Nein, das sieht nicht gut aus. Die ARD (der aktuelle Deutschlandtrend von Infratest Dimap, Anm. der Red.) gibt uns 3 Prozent.

Deshalb sage ich jetzt, sobald wir eine Gruppe gebildet haben, starten wir im Bundestag wieder durch. Und auch in der Partei muss es wieder eine Aufwärtsentwicklung geben. Es gibt ja auch Umfragen, wo wir etwa nach der Auflösung der Fraktion im Osten von 11 auf 5 Prozent abgesackt sind, aber inzwischen wieder zwei Prozent zugelegt haben. Das ist ganz interessant, wie sich das so allmählich wieder stabilisiert. Aber dazu muss man Leidenschaft entwickeln und zweckoptimiert sein.
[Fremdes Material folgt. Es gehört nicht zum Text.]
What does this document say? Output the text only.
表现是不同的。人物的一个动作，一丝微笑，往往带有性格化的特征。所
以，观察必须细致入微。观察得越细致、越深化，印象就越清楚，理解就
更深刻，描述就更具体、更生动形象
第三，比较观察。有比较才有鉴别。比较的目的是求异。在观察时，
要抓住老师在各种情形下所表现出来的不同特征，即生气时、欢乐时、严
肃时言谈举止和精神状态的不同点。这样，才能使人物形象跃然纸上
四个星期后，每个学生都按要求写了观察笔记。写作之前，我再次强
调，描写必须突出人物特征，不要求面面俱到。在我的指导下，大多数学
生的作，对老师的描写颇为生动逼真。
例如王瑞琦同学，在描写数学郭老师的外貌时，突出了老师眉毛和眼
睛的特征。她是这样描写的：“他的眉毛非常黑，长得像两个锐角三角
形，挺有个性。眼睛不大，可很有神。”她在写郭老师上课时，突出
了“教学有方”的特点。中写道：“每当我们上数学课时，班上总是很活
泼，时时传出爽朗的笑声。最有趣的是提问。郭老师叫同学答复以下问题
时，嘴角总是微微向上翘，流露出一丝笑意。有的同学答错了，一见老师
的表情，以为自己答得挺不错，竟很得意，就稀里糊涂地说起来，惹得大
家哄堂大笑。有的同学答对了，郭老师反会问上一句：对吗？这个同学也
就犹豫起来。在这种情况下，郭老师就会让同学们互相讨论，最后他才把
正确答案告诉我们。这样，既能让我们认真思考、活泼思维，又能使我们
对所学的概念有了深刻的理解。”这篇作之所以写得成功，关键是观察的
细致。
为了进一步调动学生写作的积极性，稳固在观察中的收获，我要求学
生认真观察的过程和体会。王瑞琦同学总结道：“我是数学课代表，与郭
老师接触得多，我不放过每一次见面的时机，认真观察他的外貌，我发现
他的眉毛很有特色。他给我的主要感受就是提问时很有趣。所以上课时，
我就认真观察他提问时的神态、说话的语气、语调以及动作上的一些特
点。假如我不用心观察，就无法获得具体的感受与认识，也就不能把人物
Sie haben zuletzt mehrfach gesagt, dass Sie merken, wie die Leidenschaft in Ihnen stärker geworden ist, und dass Sie die Partei retten wollen. Heißt das, dass Sie nun politisch noch einmal Vollgas geben werden?

Na ja, auf jeden Fall beschäftige ich mich wieder mehr damit. Ich habe ja jahrelang keine Parteiveranstaltungen mehr gemacht, jetzt war ich aber in Leipzig, Dresden und so weiter. Da baue ich die Leute wieder auf. Die kommen immer frustriert rein und gehen dann doch leidenschaftlicher, lockerer und aufgebauter wieder raus.

Ich will jetzt auch wieder öfter zu bestimmten Themen im Bundestag reden. Wahrscheinlich werde ich auch auf dem nächsten Parteitag im Oktober 2024 sprechen. Also ich engagiere mich politisch stärker.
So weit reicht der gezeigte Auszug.